• Source: Wook-kyung Choi
    • Wook-kyung Choi (1940–1985) was a Korean Abstract Expressionist painter. She was born in Seoul, South Korea in 1940. Choi attended Seoul National University, and then immigrated to the United States in 1964 where she studied at the Cranbrook Academy of Art and the Brooklyn Museum Art School. She acted as a transmitter of Korean Informel Art to The United States, a form of painting characterized by non-geometrical abstraction. This artistic movement was interpreted by many as a rebellion against the Korean state-led National Art Exhibition System (gukjeon), which preferred Academic Realism as its method of expression. During her career, she also studied and exhibited influences from other Abstract Expressionist artists such as Willem de Kooning, Robert Motherwell, and Mark Rothko.
      In 1979 Choi permanently returned to South Korea where she taught at Yeungnam University and Duksung Women's University. Choi died in 1985 at the age of 45 in Seoul.

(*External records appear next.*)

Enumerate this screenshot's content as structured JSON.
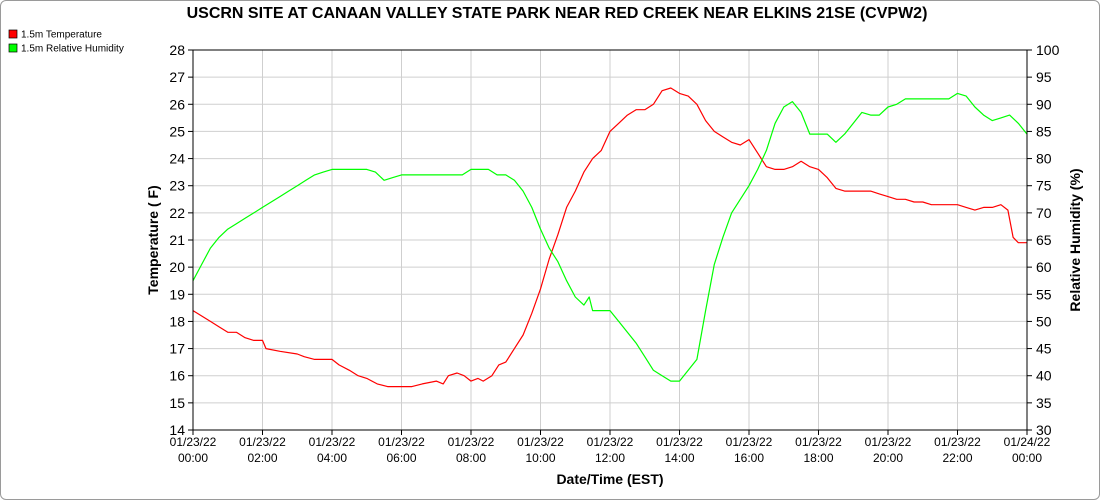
{
  "chart_data": {
    "type": "line",
    "title": "USCRN SITE AT CANAAN VALLEY STATE PARK NEAR RED CREEK NEAR ELKINS 21SE (CVPW2)",
    "xlabel": "Date/Time (EST)",
    "ylabel": "Temperature ( F)",
    "y2label": "Relative Humidity (%)",
    "grid": true,
    "legend_position": "top-left",
    "xlim": [
      0,
      24
    ],
    "ylim": [
      14,
      28
    ],
    "y2lim": [
      30,
      100
    ],
    "x_ticks": [
      {
        "hour": 0,
        "date": "01/23/22",
        "time": "00:00"
      },
      {
        "hour": 2,
        "date": "01/23/22",
        "time": "02:00"
      },
      {
        "hour": 4,
        "date": "01/23/22",
        "time": "04:00"
      },
      {
        "hour": 6,
        "date": "01/23/22",
        "time": "06:00"
      },
      {
        "hour": 8,
        "date": "01/23/22",
        "time": "08:00"
      },
      {
        "hour": 10,
        "date": "01/23/22",
        "time": "10:00"
      },
      {
        "hour": 12,
        "date": "01/23/22",
        "time": "12:00"
      },
      {
        "hour": 14,
        "date": "01/23/22",
        "time": "14:00"
      },
      {
        "hour": 16,
        "date": "01/23/22",
        "time": "16:00"
      },
      {
        "hour": 18,
        "date": "01/23/22",
        "time": "18:00"
      },
      {
        "hour": 20,
        "date": "01/23/22",
        "time": "20:00"
      },
      {
        "hour": 22,
        "date": "01/23/22",
        "time": "22:00"
      },
      {
        "hour": 24,
        "date": "01/24/22",
        "time": "00:00"
      }
    ],
    "y_ticks": [
      14,
      15,
      16,
      17,
      18,
      19,
      20,
      21,
      22,
      23,
      24,
      25,
      26,
      27,
      28
    ],
    "y2_ticks": [
      30,
      35,
      40,
      45,
      50,
      55,
      60,
      65,
      70,
      75,
      80,
      85,
      90,
      95,
      100
    ],
    "series": [
      {
        "name": "1.5m Temperature",
        "axis": "left",
        "color": "#ff0000",
        "points": [
          [
            0,
            18.4
          ],
          [
            0.25,
            18.2
          ],
          [
            0.5,
            18.0
          ],
          [
            0.75,
            17.8
          ],
          [
            1.0,
            17.6
          ],
          [
            1.25,
            17.6
          ],
          [
            1.5,
            17.4
          ],
          [
            1.75,
            17.3
          ],
          [
            2.0,
            17.3
          ],
          [
            2.1,
            17.0
          ],
          [
            2.5,
            16.9
          ],
          [
            3.0,
            16.8
          ],
          [
            3.2,
            16.7
          ],
          [
            3.5,
            16.6
          ],
          [
            4.0,
            16.6
          ],
          [
            4.2,
            16.4
          ],
          [
            4.5,
            16.2
          ],
          [
            4.75,
            16.0
          ],
          [
            5.0,
            15.9
          ],
          [
            5.3,
            15.7
          ],
          [
            5.6,
            15.6
          ],
          [
            6.0,
            15.6
          ],
          [
            6.3,
            15.6
          ],
          [
            6.6,
            15.7
          ],
          [
            7.0,
            15.8
          ],
          [
            7.2,
            15.7
          ],
          [
            7.35,
            16.0
          ],
          [
            7.6,
            16.1
          ],
          [
            7.8,
            16.0
          ],
          [
            8.0,
            15.8
          ],
          [
            8.2,
            15.9
          ],
          [
            8.35,
            15.8
          ],
          [
            8.6,
            16.0
          ],
          [
            8.8,
            16.4
          ],
          [
            9.0,
            16.5
          ],
          [
            9.25,
            17.0
          ],
          [
            9.5,
            17.5
          ],
          [
            9.75,
            18.3
          ],
          [
            10.0,
            19.2
          ],
          [
            10.25,
            20.3
          ],
          [
            10.5,
            21.2
          ],
          [
            10.75,
            22.2
          ],
          [
            11.0,
            22.8
          ],
          [
            11.25,
            23.5
          ],
          [
            11.5,
            24.0
          ],
          [
            11.75,
            24.3
          ],
          [
            12.0,
            25.0
          ],
          [
            12.25,
            25.3
          ],
          [
            12.5,
            25.6
          ],
          [
            12.75,
            25.8
          ],
          [
            13.0,
            25.8
          ],
          [
            13.25,
            26.0
          ],
          [
            13.5,
            26.5
          ],
          [
            13.75,
            26.6
          ],
          [
            14.0,
            26.4
          ],
          [
            14.25,
            26.3
          ],
          [
            14.5,
            26.0
          ],
          [
            14.75,
            25.4
          ],
          [
            15.0,
            25.0
          ],
          [
            15.25,
            24.8
          ],
          [
            15.5,
            24.6
          ],
          [
            15.75,
            24.5
          ],
          [
            16.0,
            24.7
          ],
          [
            16.25,
            24.2
          ],
          [
            16.5,
            23.7
          ],
          [
            16.75,
            23.6
          ],
          [
            17.0,
            23.6
          ],
          [
            17.25,
            23.7
          ],
          [
            17.5,
            23.9
          ],
          [
            17.75,
            23.7
          ],
          [
            18.0,
            23.6
          ],
          [
            18.25,
            23.3
          ],
          [
            18.5,
            22.9
          ],
          [
            18.75,
            22.8
          ],
          [
            19.0,
            22.8
          ],
          [
            19.25,
            22.8
          ],
          [
            19.5,
            22.8
          ],
          [
            19.75,
            22.7
          ],
          [
            20.0,
            22.6
          ],
          [
            20.25,
            22.5
          ],
          [
            20.5,
            22.5
          ],
          [
            20.75,
            22.4
          ],
          [
            21.0,
            22.4
          ],
          [
            21.25,
            22.3
          ],
          [
            21.5,
            22.3
          ],
          [
            21.75,
            22.3
          ],
          [
            22.0,
            22.3
          ],
          [
            22.25,
            22.2
          ],
          [
            22.5,
            22.1
          ],
          [
            22.75,
            22.2
          ],
          [
            23.0,
            22.2
          ],
          [
            23.25,
            22.3
          ],
          [
            23.45,
            22.1
          ],
          [
            23.6,
            21.1
          ],
          [
            23.75,
            20.9
          ],
          [
            24.0,
            20.9
          ]
        ]
      },
      {
        "name": "1.5m Relative Humidity",
        "axis": "right",
        "color": "#00ff00",
        "points": [
          [
            0,
            57.5
          ],
          [
            0.25,
            60.5
          ],
          [
            0.5,
            63.5
          ],
          [
            0.75,
            65.5
          ],
          [
            1.0,
            67.0
          ],
          [
            1.25,
            68.0
          ],
          [
            1.5,
            69.0
          ],
          [
            1.75,
            70.0
          ],
          [
            2.0,
            71.0
          ],
          [
            2.25,
            72.0
          ],
          [
            2.5,
            73.0
          ],
          [
            2.75,
            74.0
          ],
          [
            3.0,
            75.0
          ],
          [
            3.25,
            76.0
          ],
          [
            3.5,
            77.0
          ],
          [
            3.75,
            77.5
          ],
          [
            4.0,
            78.0
          ],
          [
            4.5,
            78.0
          ],
          [
            5.0,
            78.0
          ],
          [
            5.25,
            77.5
          ],
          [
            5.5,
            76.0
          ],
          [
            5.75,
            76.5
          ],
          [
            6.0,
            77.0
          ],
          [
            6.5,
            77.0
          ],
          [
            7.0,
            77.0
          ],
          [
            7.5,
            77.0
          ],
          [
            7.75,
            77.0
          ],
          [
            8.0,
            78.0
          ],
          [
            8.5,
            78.0
          ],
          [
            8.75,
            77.0
          ],
          [
            9.0,
            77.0
          ],
          [
            9.25,
            76.0
          ],
          [
            9.5,
            74.0
          ],
          [
            9.75,
            71.0
          ],
          [
            10.0,
            67.0
          ],
          [
            10.25,
            63.5
          ],
          [
            10.5,
            61.0
          ],
          [
            10.75,
            57.5
          ],
          [
            11.0,
            54.5
          ],
          [
            11.25,
            53.0
          ],
          [
            11.4,
            54.5
          ],
          [
            11.5,
            52.0
          ],
          [
            11.75,
            52.0
          ],
          [
            12.0,
            52.0
          ],
          [
            12.25,
            50.0
          ],
          [
            12.5,
            48.0
          ],
          [
            12.75,
            46.0
          ],
          [
            13.0,
            43.5
          ],
          [
            13.25,
            41.0
          ],
          [
            13.5,
            40.0
          ],
          [
            13.75,
            39.0
          ],
          [
            14.0,
            39.0
          ],
          [
            14.25,
            41.0
          ],
          [
            14.5,
            43.0
          ],
          [
            14.75,
            52.0
          ],
          [
            15.0,
            60.5
          ],
          [
            15.25,
            65.5
          ],
          [
            15.5,
            70.0
          ],
          [
            15.75,
            72.5
          ],
          [
            16.0,
            75.0
          ],
          [
            16.25,
            78.0
          ],
          [
            16.5,
            81.5
          ],
          [
            16.75,
            86.5
          ],
          [
            17.0,
            89.5
          ],
          [
            17.25,
            90.5
          ],
          [
            17.5,
            88.5
          ],
          [
            17.75,
            84.5
          ],
          [
            18.0,
            84.5
          ],
          [
            18.25,
            84.5
          ],
          [
            18.5,
            83.0
          ],
          [
            18.75,
            84.5
          ],
          [
            19.0,
            86.5
          ],
          [
            19.25,
            88.5
          ],
          [
            19.5,
            88.0
          ],
          [
            19.75,
            88.0
          ],
          [
            20.0,
            89.5
          ],
          [
            20.25,
            90.0
          ],
          [
            20.5,
            91.0
          ],
          [
            21.0,
            91.0
          ],
          [
            21.5,
            91.0
          ],
          [
            21.75,
            91.0
          ],
          [
            22.0,
            92.0
          ],
          [
            22.25,
            91.5
          ],
          [
            22.5,
            89.5
          ],
          [
            22.75,
            88.0
          ],
          [
            23.0,
            87.0
          ],
          [
            23.25,
            87.5
          ],
          [
            23.5,
            88.0
          ],
          [
            23.75,
            86.5
          ],
          [
            24.0,
            84.5
          ]
        ]
      }
    ]
  }
}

      In 1987, the National Museum of Modern and Contemporary Art (MMCA) held a retrospective exhibit of Choi's work. In 2005, the Kukje Gallery in Seoul posthumously presented her art to the Korean public. The Kukje Gallery held another solo exhibition in 2016 focused on Choi's time in The U.S. titled the American Years 1960s–70s. In 2021, the National Museum of Modern and Contemporary Art held another exhibition of Choi's work entitled Wook-kyung Choi, Alice’s Cat.
      Wook-kyung Choi's work was included in the 2021 exhibition Women in Abstraction at the Centre Pompidou. In 2023, Choi's art was included in the exhibition Action, Gesture, Paint: Women Artists and Global Abstraction 1940-1970 at the Whitechapel Gallery in London.